I must correct that I experience overheating problems. During it, system restarts computer automatically, no freezing issues, just very high temperature 88 C.


----------



## ZmAY (Mar 4, 2012)

I am also experiencing same problem, CPU temp goes to 88 degrees which causes automatical shut down. Using 9.0 on my HP laptop. Fan is spinning all the time, very loud. On WIN 7 no such problems.


----------



## ademarco (Mar 7, 2012)

*Overheats*

I also have experienced the overheating issue strictly localized to the 9.0 release.  Going from the 7X-8X releases where *I* never did see this problem occur, also to add I used the older releases on this very same laptop.  

My Laptop (Compaq Presario CQ56, terrible piece of equipment) runs at a constant 90 degrees C, and if my dog lays to close to my vent the laptop overheats and shuts itself down without fail (even without the dog sometimes if *I'm* not very careful).  I have to seriously watch my actions, make sure I don"t leave the machine on, and sometimes turn it off and take a smoke break from coding just for a cooldown period.

I*'*m hoping a solution can be found since I truly do not feel like undoing all the time I spent compiling all my software (gnome took 17 hours on this piece of junk to build).  I also have, in an attempt to solve the issue, installed powerd (which seemed to help a little), and recently added the adaptive flags to my /etc/rc.conf file which seem to have completely slowed down my system worse than it already was.  I*'*d rather have it slow than overheating though, as well as *I'm* worried about doing permanent damage to my AMD processor with it running at 90C all the time.  It already suffers from being low grade equipment so I hate pushing it like this.
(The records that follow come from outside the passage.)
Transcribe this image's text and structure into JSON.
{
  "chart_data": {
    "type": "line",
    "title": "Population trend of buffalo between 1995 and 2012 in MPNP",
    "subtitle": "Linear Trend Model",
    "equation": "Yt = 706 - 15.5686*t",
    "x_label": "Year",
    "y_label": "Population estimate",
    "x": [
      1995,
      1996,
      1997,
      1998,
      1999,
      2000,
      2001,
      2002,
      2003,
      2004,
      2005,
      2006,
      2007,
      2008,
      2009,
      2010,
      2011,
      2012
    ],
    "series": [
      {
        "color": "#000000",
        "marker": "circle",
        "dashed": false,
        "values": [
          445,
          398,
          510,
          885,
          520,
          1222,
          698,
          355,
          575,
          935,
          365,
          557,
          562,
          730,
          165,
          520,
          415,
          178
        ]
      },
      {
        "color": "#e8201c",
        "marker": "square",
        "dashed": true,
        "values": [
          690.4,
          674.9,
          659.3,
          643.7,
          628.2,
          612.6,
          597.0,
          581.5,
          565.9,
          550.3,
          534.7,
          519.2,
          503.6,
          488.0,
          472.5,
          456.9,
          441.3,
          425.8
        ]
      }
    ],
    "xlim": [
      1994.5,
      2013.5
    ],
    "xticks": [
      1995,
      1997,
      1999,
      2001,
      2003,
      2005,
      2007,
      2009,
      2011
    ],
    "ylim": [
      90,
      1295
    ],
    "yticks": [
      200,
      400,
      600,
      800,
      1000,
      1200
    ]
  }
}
Let me know if I can provide any information to assist in the investigation of this issue.


----------



## zennybsd (Mar 17, 2012)

*Similar problem with different laptop*

I am also facing a similar problem with *a* different laptop (Toshiba) installed with 9-RELEASE except not autobooting. 

However, the temperature is reportedly at least 10-15 degrees above that of other OSs. My related post is at http://forums.freebsd.org/showthread.php?t=30522 if somebody is interested. Thanks!


----------



## jopeto (Jun 30, 2012)

*Samsung RV520 overheating*

Just jumping in the mix:

I just installed 9 STABLE + KMS + NEW_XORG on a Pentium B950 computer with Intel HD Graphics (http://forums.freebsd.org/showthread.php?t=32996) and while installing other packages the temperature went up to about 75 degrees. Unfortunately both the power and LAN jacks are right on top of the fan grid, so it started smelling like burning rubber. Unfortunately I guess that means that I'm going to have to give up FreeBSD on this laptop, until KMS works reliably, since I can't get my widescreen resolution without it.


----------